Much transdisciplinary research, in all its diversity, seeks to address problems in the present or foreseen in the future through knowledge co-production by scholars and other actors. In this framing, the “past” tends to be absent, (under)analysed, or otherwise backgrounded (Hölscher et al., 2018; e.g. as a footnote that marks where trouble began, as in Oomen, 2023; Pohl & Hirsch Hadorn, 2008; as a fixed canvas against which current problems play out; also see recent flagship transdisciplinary research handbooks and guidelines, such as Regeer et al., 2024). In contrast, historians have long occupied themselves with the pasts of the very issues that transdisciplinary research teams now seek to address, but predominantly in isolation from those present-day issues. Those historians who speak to contemporary concerns generally refrain from engaging with their addressees, relying on conventional one-directional modes of knowledge exchange in texts and talks.

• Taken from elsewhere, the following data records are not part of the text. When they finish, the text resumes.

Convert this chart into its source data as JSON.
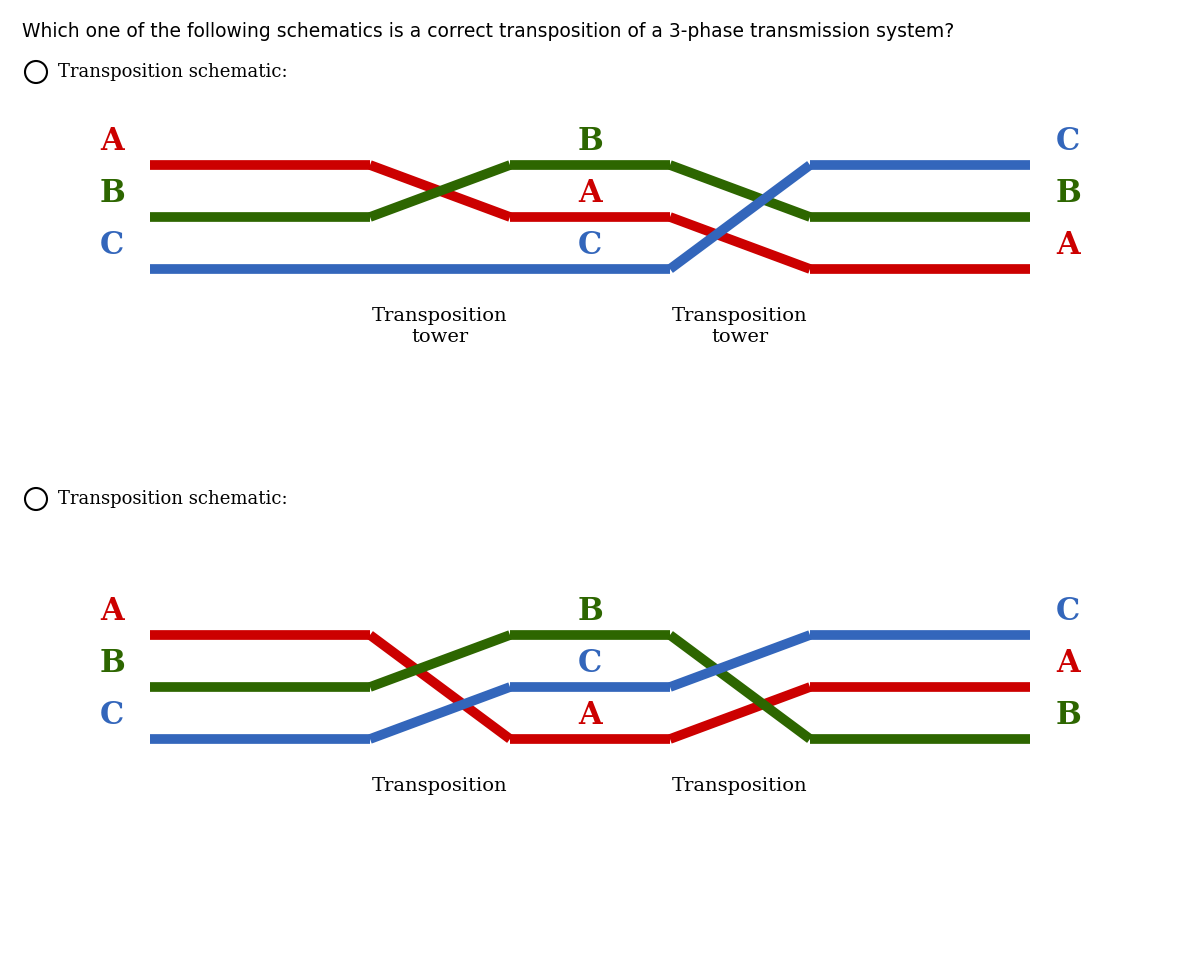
{
  "title": "Which one of the following schematics is a correct transposition of a 3-phase transmission system?",
  "bg_color": "#ffffff",
  "red": "#cc0000",
  "green": "#2d6600",
  "blue": "#3366bb",
  "lw": 7,
  "figw": 12.0,
  "figh": 9.77,
  "option1": {
    "label": "Transposition schematic:",
    "seg1_labels": [
      [
        "A",
        "red"
      ],
      [
        "B",
        "green"
      ],
      [
        "C",
        "blue"
      ]
    ],
    "seg2_labels": [
      [
        "B",
        "green"
      ],
      [
        "A",
        "red"
      ],
      [
        "C",
        "blue"
      ]
    ],
    "seg3_labels": [
      [
        "C",
        "blue"
      ],
      [
        "B",
        "green"
      ],
      [
        "A",
        "red"
      ]
    ],
    "tower1_label": "Transposition\ntower",
    "tower2_label": "Transposition\ntower"
  },
  "option2": {
    "label": "Transposition schematic:",
    "seg1_labels": [
      [
        "A",
        "red"
      ],
      [
        "B",
        "green"
      ],
      [
        "C",
        "blue"
      ]
    ],
    "seg2_labels": [
      [
        "B",
        "green"
      ],
      [
        "C",
        "blue"
      ],
      [
        "A",
        "red"
      ]
    ],
    "seg3_labels": [
      [
        "C",
        "blue"
      ],
      [
        "A",
        "red"
      ],
      [
        "B",
        "green"
      ]
    ],
    "tower1_label": "Transposition",
    "tower2_label": "Transposition"
  }
}
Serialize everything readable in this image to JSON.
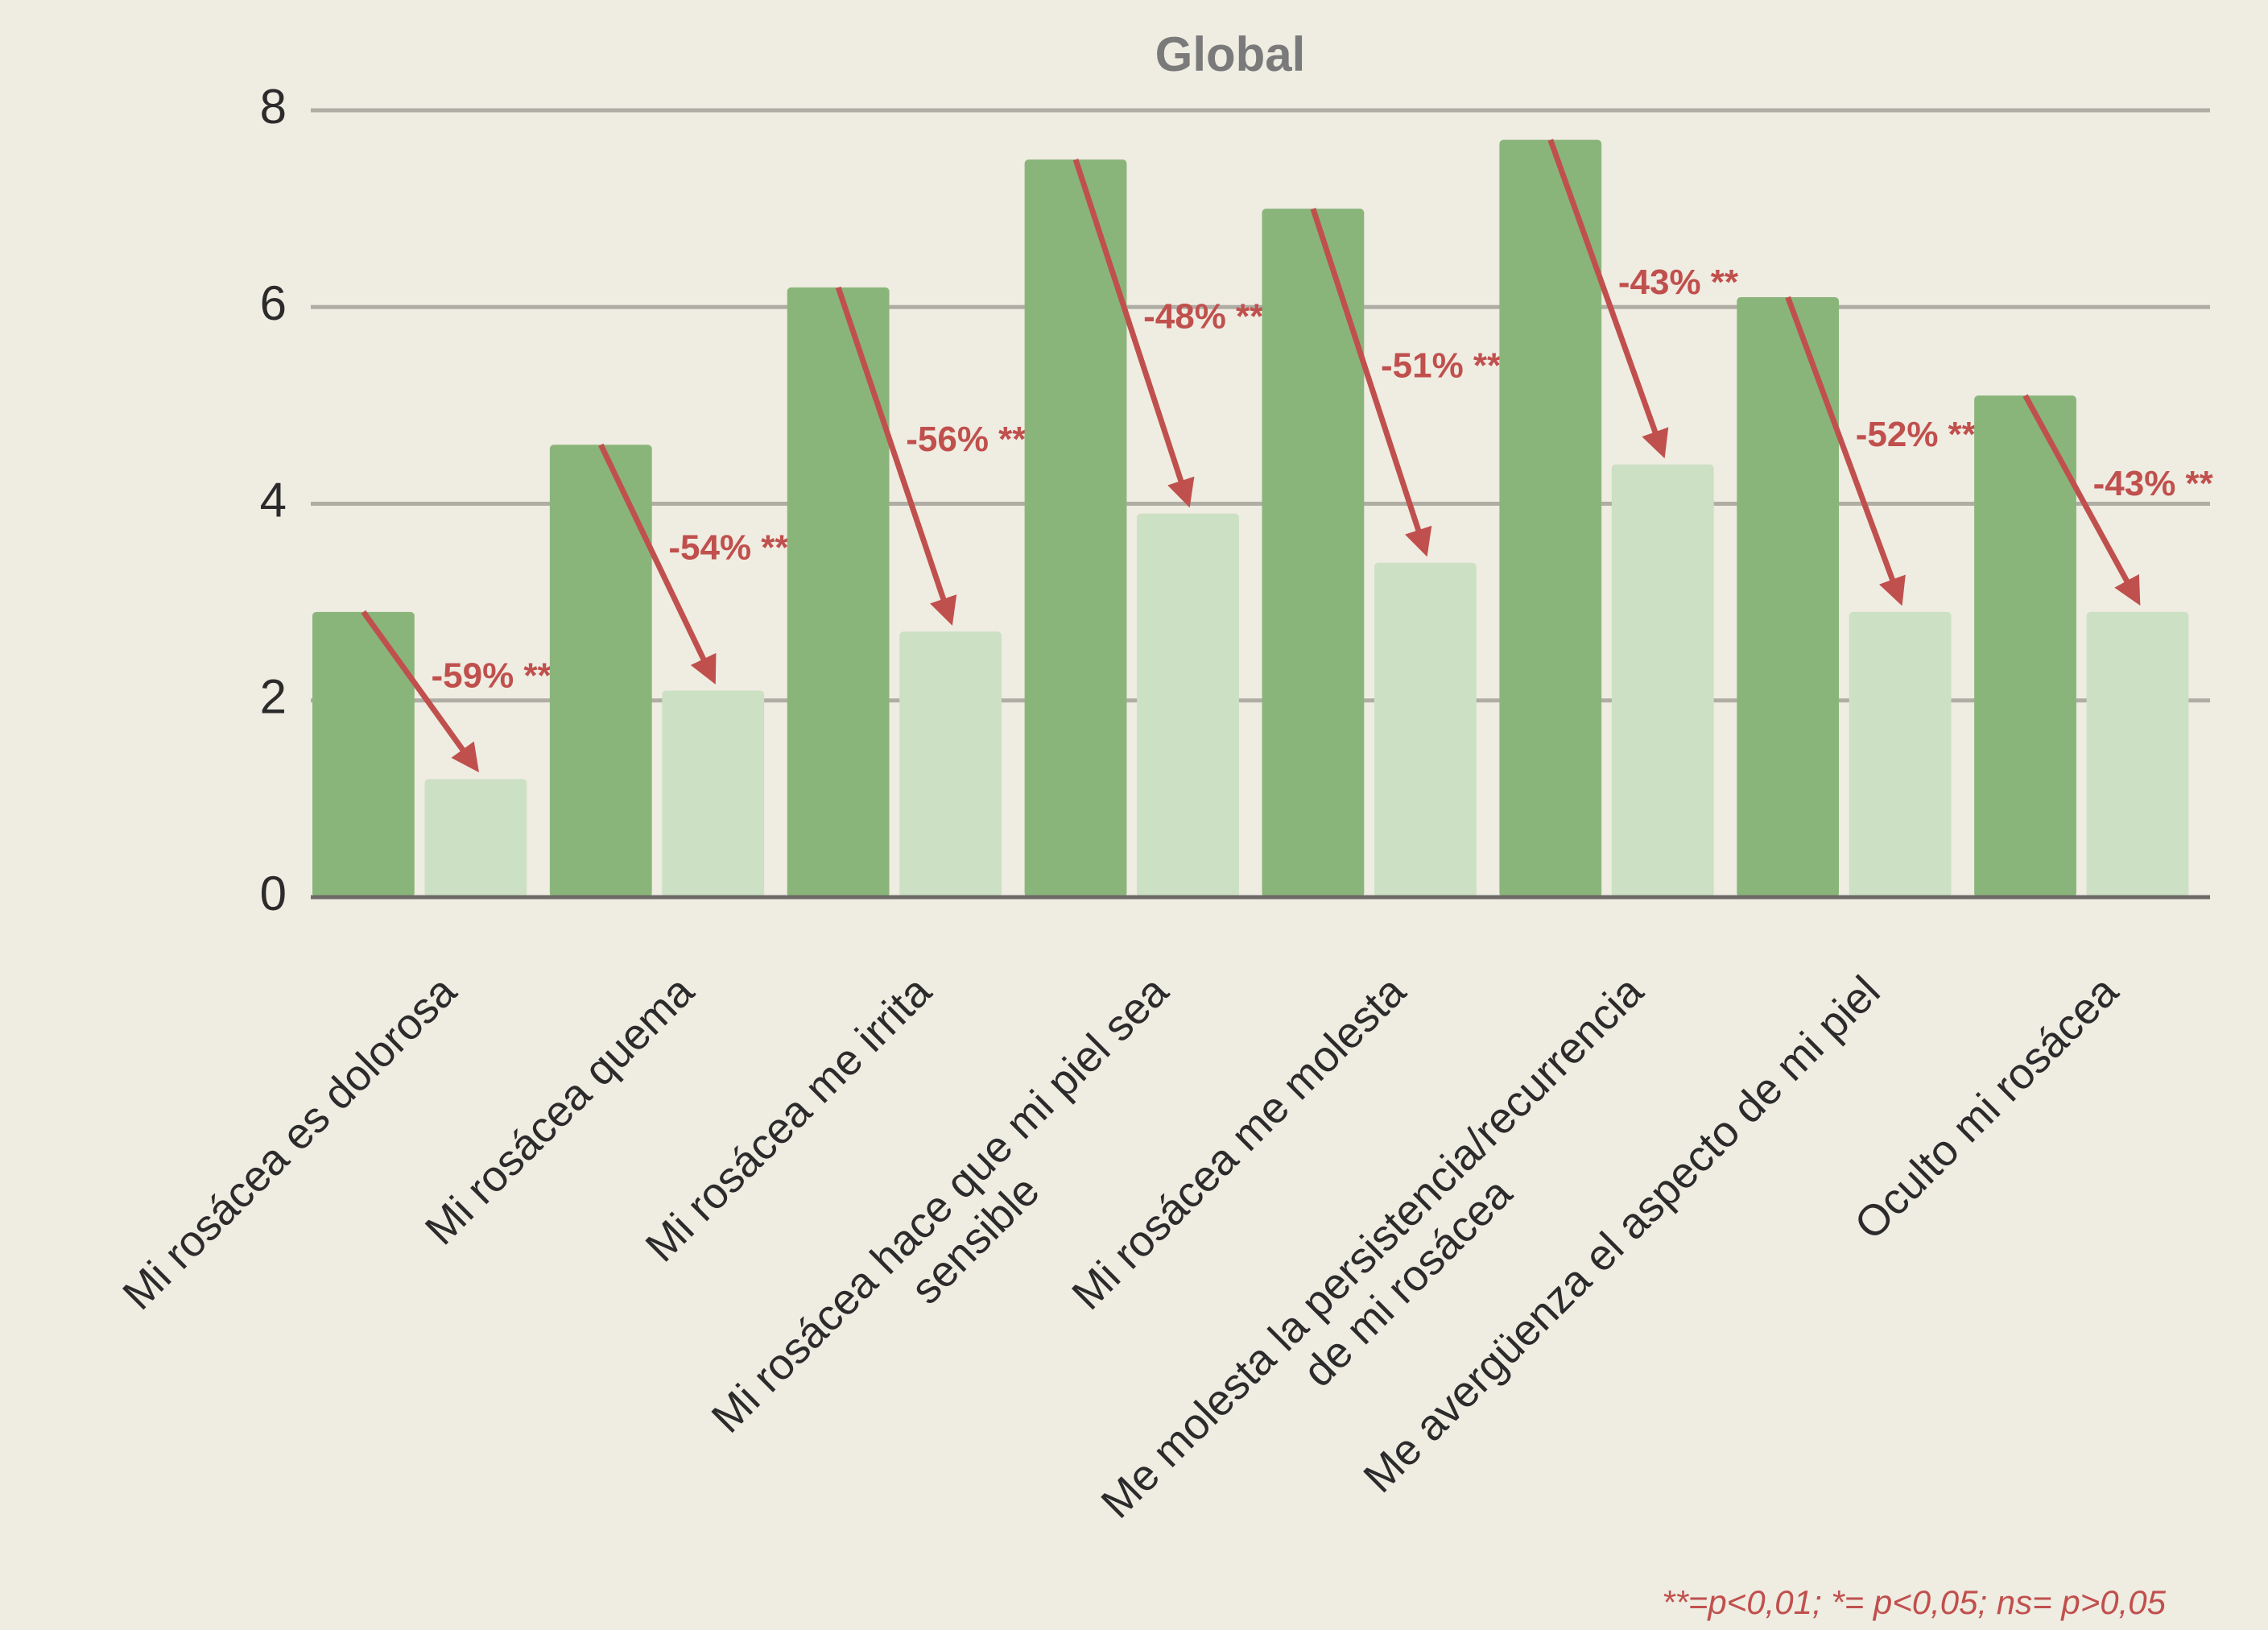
{
  "chart_data": {
    "type": "bar",
    "title": "Global",
    "categories": [
      "Mi rosácea es dolorosa",
      "Mi rosácea quema",
      "Mi rosácea me irrita",
      "Mi rosácea hace que mi piel sea\nsensible",
      "Mi rosácea me molesta",
      "Me molesta la persistencia/recurrencia\nde mi rosácea",
      "Me avergüenza el aspecto de mi piel",
      "Oculto mi rosácea"
    ],
    "series": [
      {
        "color": "#8ab57a",
        "values": [
          2.9,
          4.6,
          6.2,
          7.5,
          7.0,
          7.7,
          6.1,
          5.1
        ]
      },
      {
        "color": "#cce0c4",
        "values": [
          1.2,
          2.1,
          2.7,
          3.9,
          3.4,
          4.4,
          2.9,
          2.9
        ]
      }
    ],
    "annotations": [
      "-59% **",
      "-54% **",
      "-56% **",
      "-48% **",
      "-51% **",
      "-43% **",
      "-52% **",
      "-43% **"
    ],
    "annotation_color": "#c0504d",
    "footnote": "**=p<0,01; *= p<0,05; ns= p>0,05",
    "ylim": [
      0,
      8
    ],
    "yticks": [
      0,
      2,
      4,
      6,
      8
    ],
    "grid": true
  }
}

While the foregoing certainly does not do justice to all of History of Technology’s wide variety of work and approaches, we recognize that work which does actively, and selectively, mobilize pasts to engage with contemporary issues and crises has been limited – and is contested. Indeed, such work comes with fundamental challenges that are methodological, conceptual and normative in nature.

This session explores a number of these challenges through short dialogues between scholars who mobilize historical knowledge in contemporary transdisciplinary research contexts in a variety of ways. Each dialogue is structured either through disagreement between the conversation partners or through joint exploration of a contentious issue.

Setting the Agenda for Making and Doing History (of Technology)

Organizers: Evelien de Hoop (VU Amsterdam), Sjamme van de Voort (VU Amsterdam), Jonas van der Straeten (TU Eindhoven)

This closing work session brings the Making & Doing track together by asking what has been opened up across the conference. Throughout the track, contributors experiment with exhibitions, workshops, performances, walking tours, digital platforms, discussion cafés, and other formats that make historical knowledge active, public, and collectively discussable. This session takes those experiments as a starting point for a shared conversation about what Making & Doing history of technology might mean, what it adds to existing forms of historical scholarship, and what questions it raises for future work.

Rather than defining Making & Doing in advance, the session invites participants to reflect on what has become visible through the track itself. How were pasts mobilised in relation to present-day issues? How did different formats, materials, collaborations, and publics shape the histories being made? What kinds of learning, friction, responsibility, or possibility emerged when historical knowledge moved beyond conventional academic presentation?

The session will draw on observations from the conference-wide reflective exercise, the exhibition space, and the individual sessions. Together, participants will identify recurring themes, tensions, and agenda points for further developing Making & Doing history of technology as a field of practice, reflection, and debate. In this sense, the session functions both as a closing reflection on the track and as an opening move towards future conversations, collaborations, and possible post-conference outputs.